そりゃもう、リンドウ先輩が校内を歩かれるだけで、加賀百万石の大名行列じゃないかってぐらいの追っかけが付いて回る騒ぎになったのです。もう数えきれないぐらいのリンドウ先輩のグッズが売り出され、飛ぶように売れるというか、奪い合い状態だったのも覚えてます。

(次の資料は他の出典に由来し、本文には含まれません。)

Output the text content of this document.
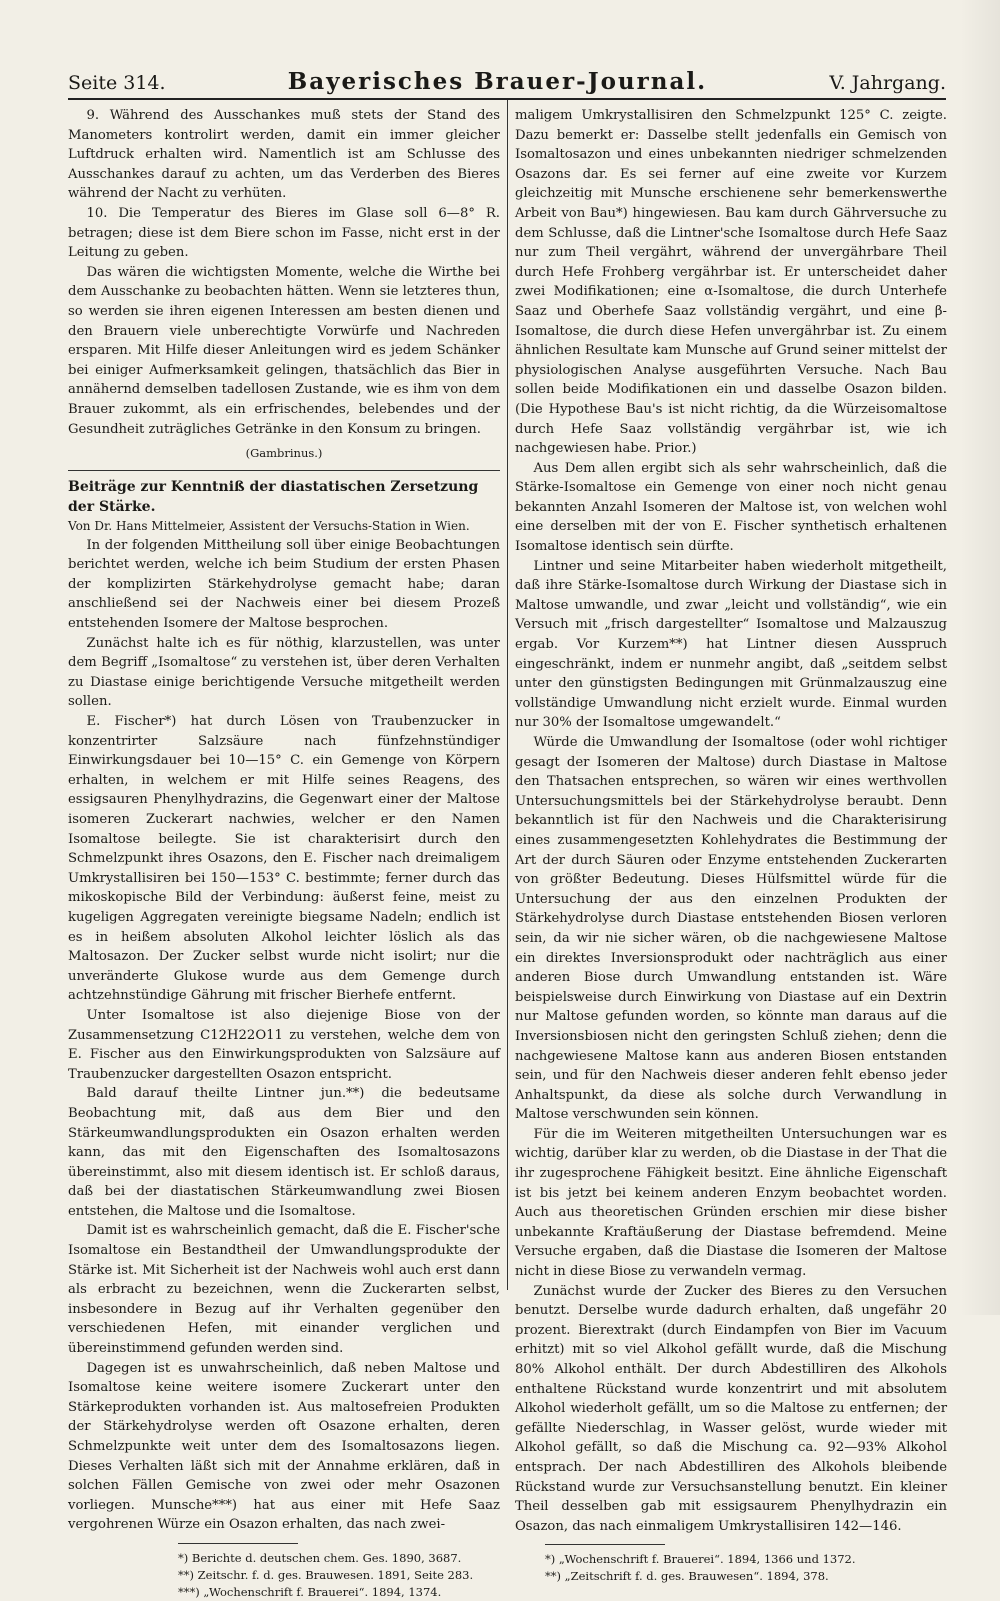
Seite 314.	Bayerisches Brauer-Journal.	V. Jahrgang.

9. Während des Ausschankes muß stets der Stand des Manometers kontrolirt werden, damit ein immer gleicher Luftdruck erhalten wird. Namentlich ist am Schlusse des Ausschankes darauf zu achten, um das Verderben des Bieres während der Nacht zu verhüten.

10. Die Temperatur des Bieres im Glase soll 6—8° R. betragen; diese ist dem Biere schon im Fasse, nicht erst in der Leitung zu geben.

Das wären die wichtigsten Momente, welche die Wirthe bei dem Ausschanke zu beobachten hätten. Wenn sie letzteres thun, so werden sie ihren eigenen Interessen am besten dienen und den Brauern viele unberechtigte Vorwürfe und Nachreden ersparen. Mit Hilfe dieser Anleitungen wird es jedem Schänker bei einiger Aufmerksamkeit gelingen, thatsächlich das Bier in annähernd demselben tadellosen Zustande, wie es ihm von dem Brauer zukommt, als ein erfrischendes, belebendes und der Gesundheit zuträgliches Getränke in den Konsum zu bringen.

(Gambrinus.)
Beiträge zur Kenntniß der diastatischen Zersetzung der Stärke.
Von Dr. Hans Mittelmeier, Assistent der Versuchs-Station in Wien.

In der folgenden Mittheilung soll über einige Beobachtungen berichtet werden, welche ich beim Studium der ersten Phasen der komplizirten Stärkehydrolyse gemacht habe; daran anschließend sei der Nachweis einer bei diesem Prozeß entstehenden Isomere der Maltose besprochen.

Zunächst halte ich es für nöthig, klarzustellen, was unter dem Begriff „Isomaltose“ zu verstehen ist, über deren Verhalten zu Diastase einige berichtigende Versuche mitgetheilt werden sollen.

E. Fischer*) hat durch Lösen von Traubenzucker in konzentrirter Salzsäure nach fünfzehnstündiger Einwirkungsdauer bei 10—15° C. ein Gemenge von Körpern erhalten, in welchem er mit Hilfe seines Reagens, des essigsauren Phenylhydrazins, die Gegenwart einer der Maltose isomeren Zuckerart nachwies, welcher er den Namen Isomaltose beilegte. Sie ist charakterisirt durch den Schmelzpunkt ihres Osazons, den E. Fischer nach dreimaligem Umkrystallisiren bei 150—153° C. bestimmte; ferner durch das mikoskopische Bild der Verbindung: äußerst feine, meist zu kugeligen Aggregaten vereinigte biegsame Nadeln; endlich ist es in heißem absoluten Alkohol leichter löslich als das Maltosazon. Der Zucker selbst wurde nicht isolirt; nur die unveränderte Glukose wurde aus dem Gemenge durch achtzehnstündige Gährung mit frischer Bierhefe entfernt.

Unter Isomaltose ist also diejenige Biose von der Zusammensetzung C12H22O11 zu verstehen, welche dem von E. Fischer aus den Einwirkungsprodukten von Salzsäure auf Traubenzucker dargestellten Osazon entspricht.

Bald darauf theilte Lintner jun.**) die bedeutsame Beobachtung mit, daß aus dem Bier und den Stärkeumwandlungsprodukten ein Osazon erhalten werden kann, das mit den Eigenschaften des Isomaltosazons übereinstimmt, also mit diesem identisch ist. Er schloß daraus, daß bei der diastatischen Stärkeumwandlung zwei Biosen entstehen, die Maltose und die Isomaltose.

Damit ist es wahrscheinlich gemacht, daß die E. Fischer'sche Isomaltose ein Bestandtheil der Umwandlungsprodukte der Stärke ist. Mit Sicherheit ist der Nachweis wohl auch erst dann als erbracht zu bezeichnen, wenn die Zuckerarten selbst, insbesondere in Bezug auf ihr Verhalten gegenüber den verschiedenen Hefen, mit einander verglichen und übereinstimmend gefunden werden sind.

Dagegen ist es unwahrscheinlich, daß neben Maltose und Isomaltose keine weitere isomere Zuckerart unter den Stärkeprodukten vorhanden ist. Aus maltosefreien Produkten der Stärkehydrolyse werden oft Osazone erhalten, deren Schmelzpunkte weit unter dem des Isomaltosazons liegen. Dieses Verhalten läßt sich mit der Annahme erklären, daß in solchen Fällen Gemische von zwei oder mehr Osazonen vorliegen. Munsche***) hat aus einer mit Hefe Saaz vergohrenen Würze ein Osazon erhalten, das nach zwei-

*) Berichte d. deutschen chem. Ges. 1890, 3687.
**) Zeitschr. f. d. ges. Brauwesen. 1891, Seite 283.
***) „Wochenschrift f. Brauerei“. 1894, 1374.

maligem Umkrystallisiren den Schmelzpunkt 125° C. zeigte. Dazu bemerkt er: Dasselbe stellt jedenfalls ein Gemisch von Isomaltosazon und eines unbekannten niedriger schmelzenden Osazons dar. Es sei ferner auf eine zweite vor Kurzem gleichzeitig mit Munsche erschienene sehr bemerkenswerthe Arbeit von Bau*) hingewiesen. Bau kam durch Gährversuche zu dem Schlusse, daß die Lintner'sche Isomaltose durch Hefe Saaz nur zum Theil vergährt, während der unvergährbare Theil durch Hefe Frohberg vergährbar ist. Er unterscheidet daher zwei Modifikationen; eine α-Isomaltose, die durch Unterhefe Saaz und Oberhefe Saaz vollständig vergährt, und eine β-Isomaltose, die durch diese Hefen unvergährbar ist. Zu einem ähnlichen Resultate kam Munsche auf Grund seiner mittelst der physiologischen Analyse ausgeführten Versuche. Nach Bau sollen beide Modifikationen ein und dasselbe Osazon bilden. (Die Hypothese Bau's ist nicht richtig, da die Würzeisomaltose durch Hefe Saaz vollständig vergährbar ist, wie ich nachgewiesen habe. Prior.)

Aus Dem allen ergibt sich als sehr wahrscheinlich, daß die Stärke-Isomaltose ein Gemenge von einer noch nicht genau bekannten Anzahl Isomeren der Maltose ist, von welchen wohl eine derselben mit der von E. Fischer synthetisch erhaltenen Isomaltose identisch sein dürfte.

Lintner und seine Mitarbeiter haben wiederholt mitgetheilt, daß ihre Stärke-Isomaltose durch Wirkung der Diastase sich in Maltose umwandle, und zwar „leicht und vollständig“, wie ein Versuch mit „frisch dargestellter“ Isomaltose und Malzauszug ergab. Vor Kurzem**) hat Lintner diesen Ausspruch eingeschränkt, indem er nunmehr angibt, daß „seitdem selbst unter den günstigsten Bedingungen mit Grünmalzauszug eine vollständige Umwandlung nicht erzielt wurde. Einmal wurden nur 30% der Isomaltose umgewandelt.“

Würde die Umwandlung der Isomaltose (oder wohl richtiger gesagt der Isomeren der Maltose) durch Diastase in Maltose den Thatsachen entsprechen, so wären wir eines werthvollen Untersuchungsmittels bei der Stärkehydrolyse beraubt. Denn bekanntlich ist für den Nachweis und die Charakterisirung eines zusammengesetzten Kohlehydrates die Bestimmung der Art der durch Säuren oder Enzyme entstehenden Zuckerarten von größter Bedeutung. Dieses Hülfsmittel würde für die Untersuchung der aus den einzelnen Produkten der Stärkehydrolyse durch Diastase entstehenden Biosen verloren sein, da wir nie sicher wären, ob die nachgewiesene Maltose ein direktes Inversionsprodukt oder nachträglich aus einer anderen Biose durch Umwandlung entstanden ist. Wäre beispielsweise durch Einwirkung von Diastase auf ein Dextrin nur Maltose gefunden worden, so könnte man daraus auf die Inversionsbiosen nicht den geringsten Schluß ziehen; denn die nachgewiesene Maltose kann aus anderen Biosen entstanden sein, und für den Nachweis dieser anderen fehlt ebenso jeder Anhaltspunkt, da diese als solche durch Verwandlung in Maltose verschwunden sein können.

Für die im Weiteren mitgetheilten Untersuchungen war es wichtig, darüber klar zu werden, ob die Diastase in der That die ihr zugesprochene Fähigkeit besitzt. Eine ähnliche Eigenschaft ist bis jetzt bei keinem anderen Enzym beobachtet worden. Auch aus theoretischen Gründen erschien mir diese bisher unbekannte Kraftäußerung der Diastase befremdend. Meine Versuche ergaben, daß die Diastase die Isomeren der Maltose nicht in diese Biose zu verwandeln vermag.

Zunächst wurde der Zucker des Bieres zu den Versuchen benutzt. Derselbe wurde dadurch erhalten, daß ungefähr 20 prozent. Bierextrakt (durch Eindampfen von Bier im Vacuum erhitzt) mit so viel Alkohol gefällt wurde, daß die Mischung 80% Alkohol enthält. Der durch Abdestilliren des Alkohols enthaltene Rückstand wurde konzentrirt und mit absolutem Alkohol wiederholt gefällt, um so die Maltose zu entfernen; der gefällte Niederschlag, in Wasser gelöst, wurde wieder mit Alkohol gefällt, so daß die Mischung ca. 92—93% Alkohol entsprach. Der nach Abdestilliren des Alkohols bleibende Rückstand wurde zur Versuchsanstellung benutzt. Ein kleiner Theil desselben gab mit essigsaurem Phenylhydrazin ein Osazon, das nach einmaligem Umkrystallisiren 142—146.

*) „Wochenschrift f. Brauerei“. 1894, 1366 und 1372.
**) „Zeitschrift f. d. ges. Brauwesen“. 1894, 378.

「ボクはシオを女神様と思てるし、シオより美人なんて世の中にそうそういないと思てるけど、リンドウ先輩だけはシオより綺麗だった」
「私なんかじゃ、到底かなわないぐらい綺麗だったもの。私もあの頃のリンドウ先輩より綺麗で素敵な人を未だに見たことないよ。辛うじて近いのは最後に会った時のユッキーぐらいかな」
「元気な頃のユッキーでも、まだ及ばない気がする。やっぱり水橋先輩とお付き合いされてから変わられたんかな」
「とにかく、誰も文句の付けようのないスーパーカップルだったものね」
なにせ決勝進出の立役者のスーパーヒーローであり、ため息が出るほど格好良くて爽やかな水橋先輩と、並ぶ者のいないトップいやスーパーアイドルのリンドウ先輩です。お二人が並ばれて歩かれるだけでうっとり見惚れてしまったものです。まさしく絵に描いたような美男美女の夢のようなカップルでした。
「ところでカズ君、水橋先輩、あれからどうされたの」
「どうもこうもないやんか。プロ行きはったやんか」
ドラフト一位だったかな。新人賞も、最多勝も取ってました。
「それは知ってるけど、四年ぐらいでやめちゃったやんか。どっか故障でも起したの」
「シオ、知らんかったんか。引退したんは怪我のせいやないで。今は鮨屋やってはる」
「へぇ、知らんかった。なんていうお店」
「龍すし」
「えっ、ひょっとしてあの有名な龍すし?」
「そうや。グルメ雑誌にもよく出てくるし、ミシュランでも星三個やったんちゃうかな」
「行ってみようか」
まあ超有名店にして、人気店ですから、無理だと思いながら電話してみました。ただ、こういう店は案外当日の方がキャンセルが入って空いてたりするものです。
「・・・予約というか今日行けますか」
「申し訳ありません、本日は貸し切りになっております」
あの龍すしを土曜日に貸切にする客がいるのに驚きました。ただなんですが電話の声の主にどこかで聞き覚えがあります。水橋先輩が鮨屋をやられていて店の名前が『龍すし』なら、もしかして、もしかして・・・
「あのう、失礼ですが、もしかして竜胆薫さんではありませんか」
向こうもなにか感づいたようで、
「ええ、そうですが・・・ひょっとしたら加納志織さん」
その後に電話の向こうでなにかやり取りがあって、
「加納やったらOKだって。何人で来るの」
「二人ですけど」
「もう一人は・・・」
カズ君だと言ったら、しばらく考えてから、
「思い出した! ユッキー・カズ坊のカズ坊やんか。もちろんOKだよ」
貸切はどうなってるんだと聞こうとしたら、来てのお楽しみにしときって。とにもかくにも水橋先輩だけではなくリンドウ先輩まで会えるとなって、ワクワクしながら龍すしにお邪魔しました。
「いらっしゃいませ」
出迎えてくれたのは着物姿も凛々しいリンドウ先輩です。本当にお綺麗で、お変わりないというより、高校の時よりさらに魅力的になられています。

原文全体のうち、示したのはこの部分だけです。